AP Physics 2 Exam Question
A long straight wire carries a current of 5 A in the positive x-direction. The wire is placed in a uniform magnetic field of 2 T in the positive y-direction. A square loop of side length 10 cm is also placed in the same magnetic field. The loop is oriented such that one side is parallel to the wire and is located 5 cm away from the wire. The loop is now moved outwards away from the wire with an acceleration of 2 m/s². Determine the magnitude and direction of the net force acting on the loop at this instant.
Answer with Step-by-Step Explanation
The magnetic force on a current-carrying wire is given by the formula:
F = |I| * |B| * L * sin(θ)
where F is the magnitude of the force, |I| is the magnitude of current, |B| is the magnitude of magnetic field, L is the length of the conductor, and θ is the angle between the current direction and the magnetic field.
In this case, we are interested in finding the total force on the square loop. Since the loop is composed of four wires, the net force on the loop will be the sum of forces on individual wires. Let's start by calculating the force on one side of the loop.
The length of one side of the square loop is 10 cm = 0.1 m. Given that the current is 5 A and the magnetic field is 2 T, the force on one side of the loop is given by:
F₁ = |I| * |B| * L * sin(θ) = |5 A| * |2 T| * 0.1 m * sin(90°) (since the side is parallel to the wire) = 10 * 0.1 * 1 * 1 = 1 N
Since the other three sides of the square loop experience the same force due to symmetry, the net force on the loop will be:
Net force = 4 * F₁ = 4 N
Therefore, the magnitude of the net force acting on the loop is 4 N.

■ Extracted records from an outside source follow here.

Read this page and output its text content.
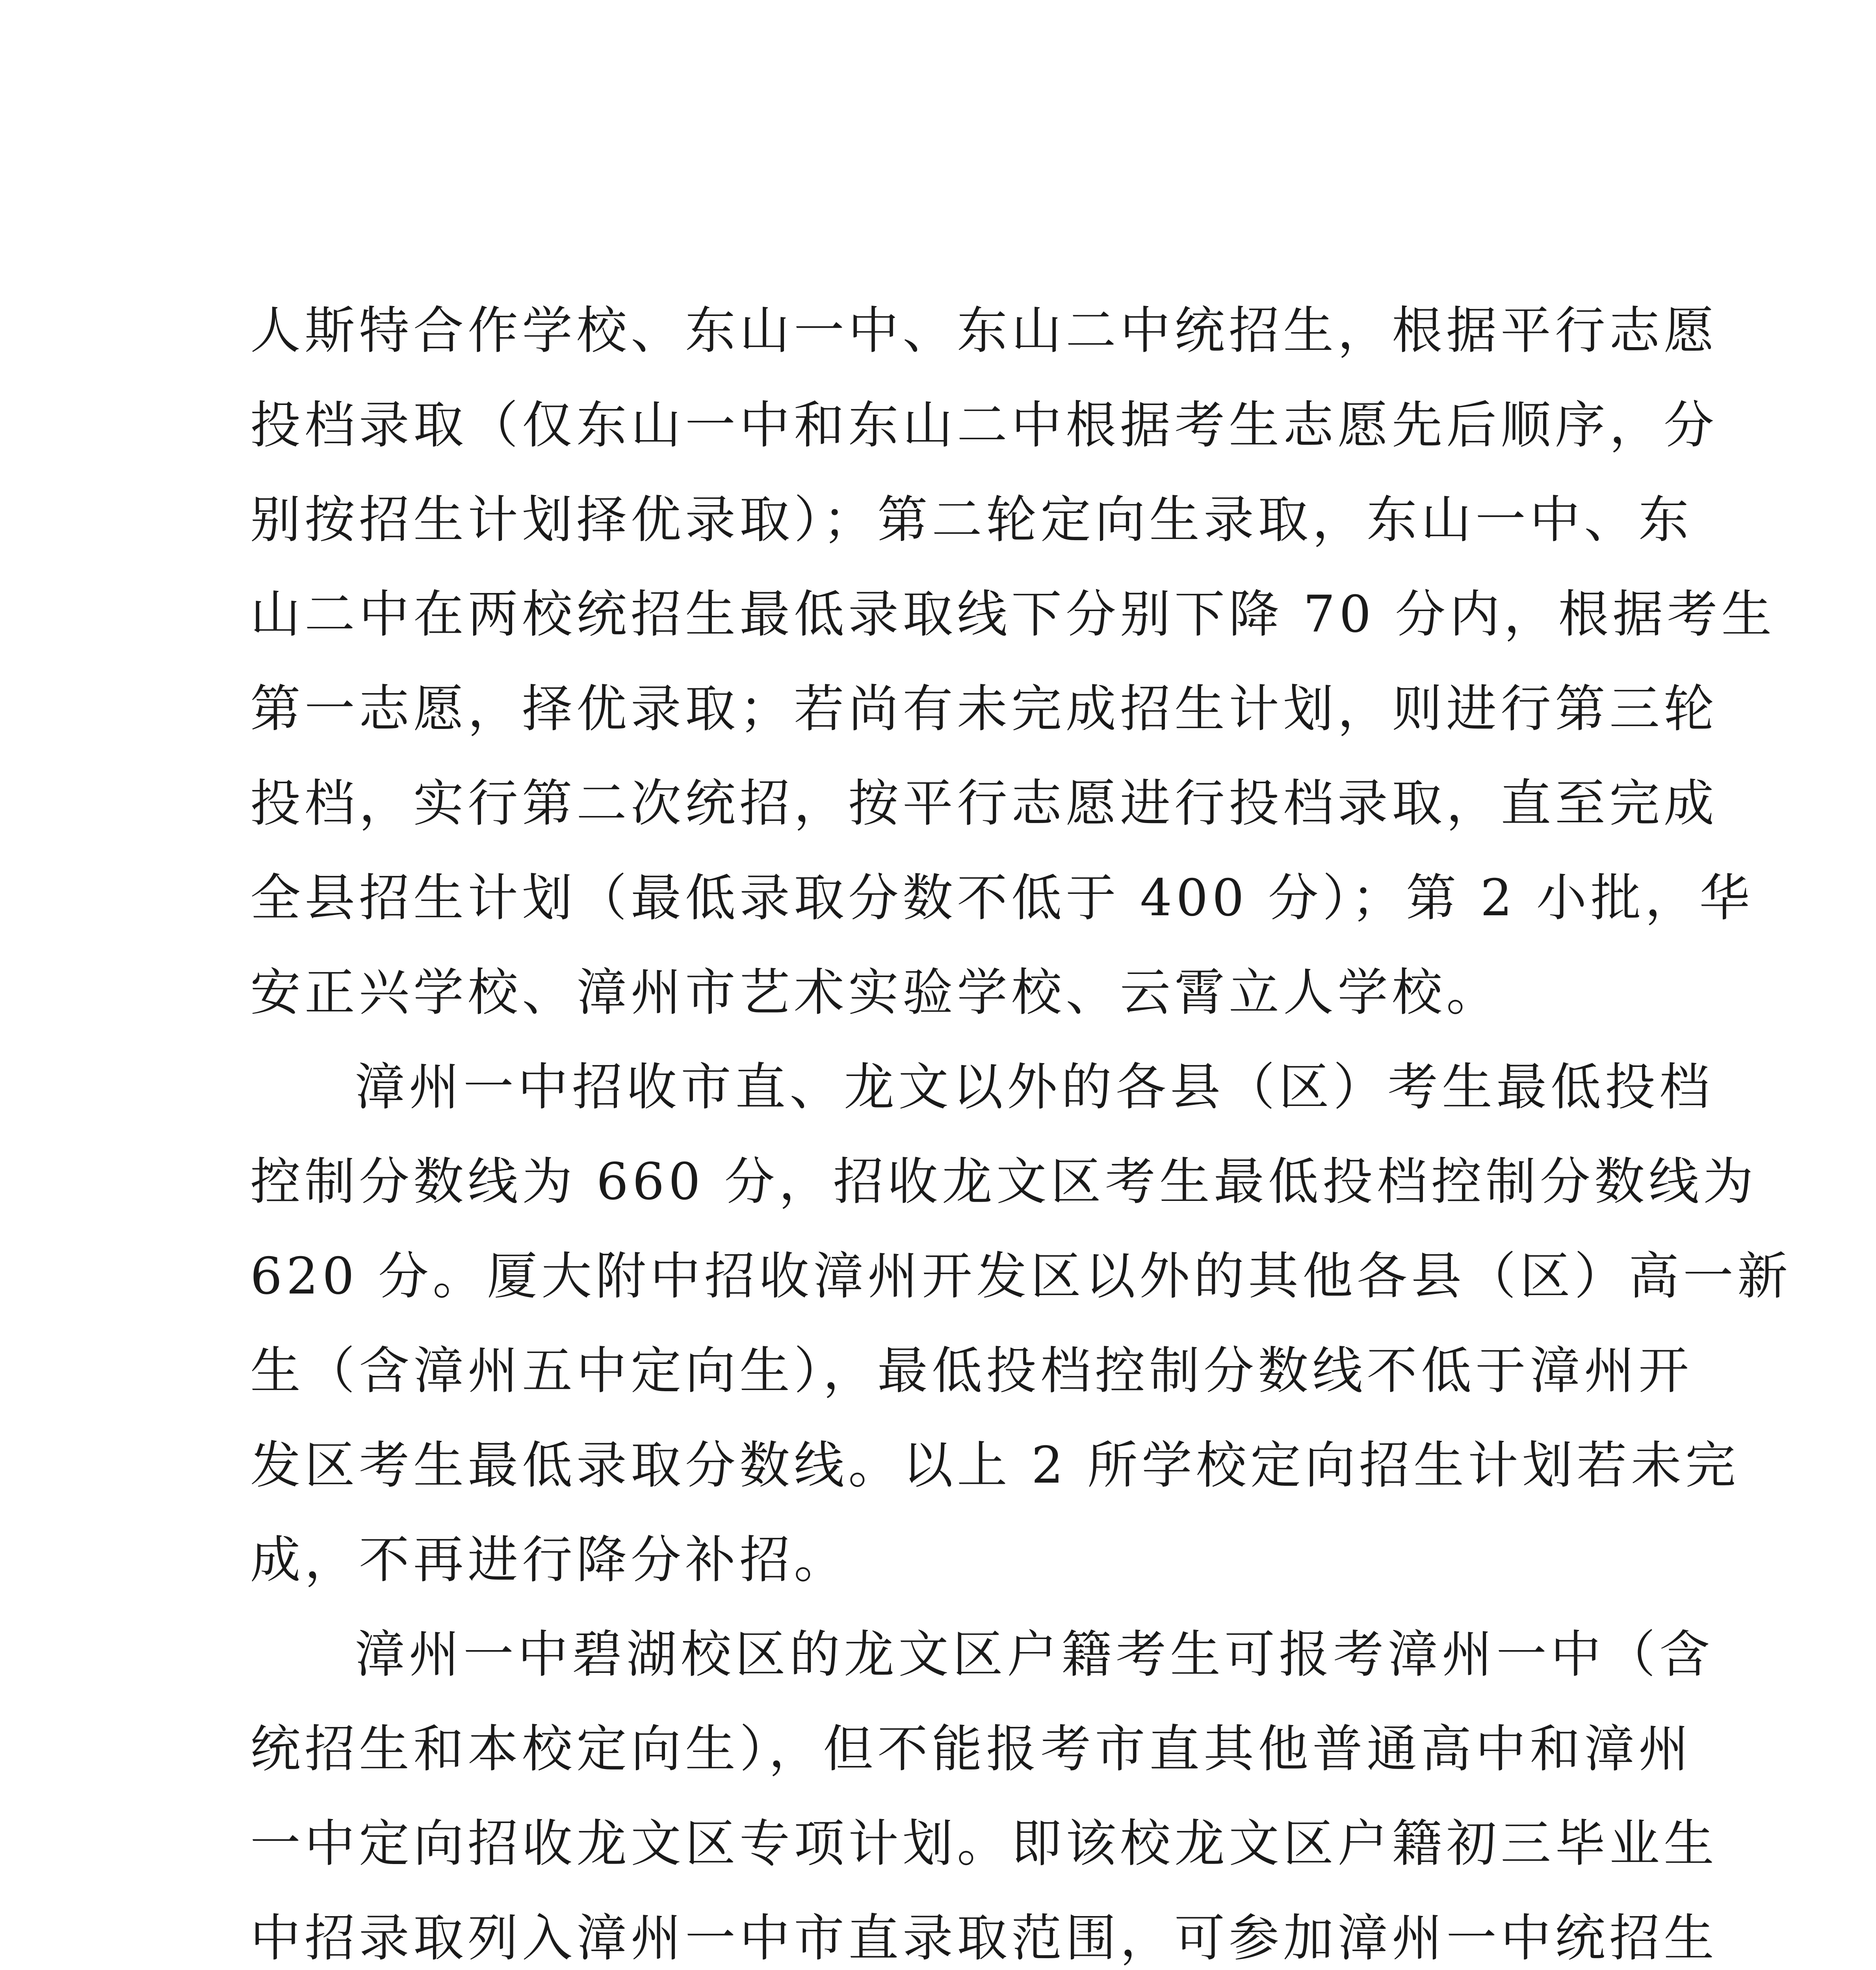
人斯特合作学校、东山一中、东山二中统招生，根据平行志愿
投档录取（仅东山一中和东山二中根据考生志愿先后顺序，分
别按招生计划择优录取）；第二轮定向生录取，东山一中、东
山二中在两校统招生最低录取线下分别下降 70 分内，根据考生
第一志愿，择优录取；若尚有未完成招生计划，则进行第三轮
投档，实行第二次统招，按平行志愿进行投档录取，直至完成
全县招生计划（最低录取分数不低于 400 分）；第 2 小批，华
安正兴学校、漳州市艺术实验学校、云霄立人学校。
漳州一中招收市直、龙文以外的各县（区）考生最低投档
控制分数线为 660 分，招收龙文区考生最低投档控制分数线为
620 分。厦大附中招收漳州开发区以外的其他各县（区）高一新
生（含漳州五中定向生），最低投档控制分数线不低于漳州开
发区考生最低录取分数线。以上 2 所学校定向招生计划若未完
成，不再进行降分补招。
漳州一中碧湖校区的龙文区户籍考生可报考漳州一中（含
统招生和本校定向生），但不能报考市直其他普通高中和漳州
一中定向招收龙文区专项计划。即该校龙文区户籍初三毕业生
中招录取列入漳州一中市直录取范围，可参加漳州一中统招生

To determine the direction of the net force, we use the right-hand rule. If the current is flowing in the positive x-direction and the magnetic field is in the positive y-direction, the force on each side of the loop will be towards the center of the loop (or inwards). The net force will point towards the center of the loop as well.
Hence, the direction of the net force acting on the loop is towards the center of the loop.
Therefore, the magnitude and direction of the net force acting on the loop at this instant are 4 N towards the center of the loop.